But it still does not explain the issue with the parallel execution and distributed. Is there an explanation why the same function works in one case and not in the other?
Besides the error starts with
Traceback (most recent call last):
File "pandas/_libs/index.pyx", line 162, in pandas._libs.index.IndexEngine.get_loc
File "pandas/_libs/hashtable_class_helper.pxi", line 958, in pandas._libs.hashtable.Int64HashTable.get_item
TypeError: an integer is required
Would the error on the meta be generated by this?
Good point.
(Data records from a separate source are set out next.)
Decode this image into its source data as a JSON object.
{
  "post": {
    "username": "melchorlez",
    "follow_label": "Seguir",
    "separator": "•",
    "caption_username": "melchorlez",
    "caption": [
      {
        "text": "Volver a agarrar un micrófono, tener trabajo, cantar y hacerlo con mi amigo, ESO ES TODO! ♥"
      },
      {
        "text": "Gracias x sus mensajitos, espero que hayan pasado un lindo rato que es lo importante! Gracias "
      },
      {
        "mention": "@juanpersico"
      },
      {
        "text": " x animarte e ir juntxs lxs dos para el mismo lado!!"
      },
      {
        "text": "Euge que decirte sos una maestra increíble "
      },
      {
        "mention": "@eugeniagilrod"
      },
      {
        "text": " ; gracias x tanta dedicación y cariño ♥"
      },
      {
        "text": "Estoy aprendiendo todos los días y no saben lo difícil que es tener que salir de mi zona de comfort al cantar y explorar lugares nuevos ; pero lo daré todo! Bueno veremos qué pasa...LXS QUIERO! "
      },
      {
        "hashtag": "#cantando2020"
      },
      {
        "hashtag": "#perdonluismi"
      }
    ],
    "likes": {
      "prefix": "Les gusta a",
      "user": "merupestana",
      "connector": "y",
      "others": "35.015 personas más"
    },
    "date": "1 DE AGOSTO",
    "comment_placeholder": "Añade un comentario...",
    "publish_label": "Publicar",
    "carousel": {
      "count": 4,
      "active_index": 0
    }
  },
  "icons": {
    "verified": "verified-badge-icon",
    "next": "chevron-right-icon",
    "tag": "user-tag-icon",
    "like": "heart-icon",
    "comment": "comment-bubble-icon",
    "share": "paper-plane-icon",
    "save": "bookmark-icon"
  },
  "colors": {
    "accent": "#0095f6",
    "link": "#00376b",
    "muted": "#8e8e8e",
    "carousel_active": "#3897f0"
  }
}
I don't know why that would be the case.
On Mon, Mar 25, 2019 at 11:48 AM erico-souza notifications@github.com wrote:
But it still does not explain the issue with the parallel execution and distributed. Is there an explanation why the same function works in one case and not in the other?
— You are receiving this because you commented. Reply to this email directly, view it on GitHub https://github.com/dask/distributed/issues/2577#issuecomment-476257006, or mute the thread https://github.com/notifications/unsubscribe-auth/AASszFurLc2bNqUL2WfKs-yrbgwKjGT-ks5vaO-9gaJpZM4cHFNT .
Can you post the versions of dask/distributed/pandas you are using in both cases ? Are you using conda-pack to bundle an env for dask-yarn ?
All five members of the cluster have the same set of libraries. I do not have conda anywhere. Everything was installed with pip3 (I'm using Python 3.5.2).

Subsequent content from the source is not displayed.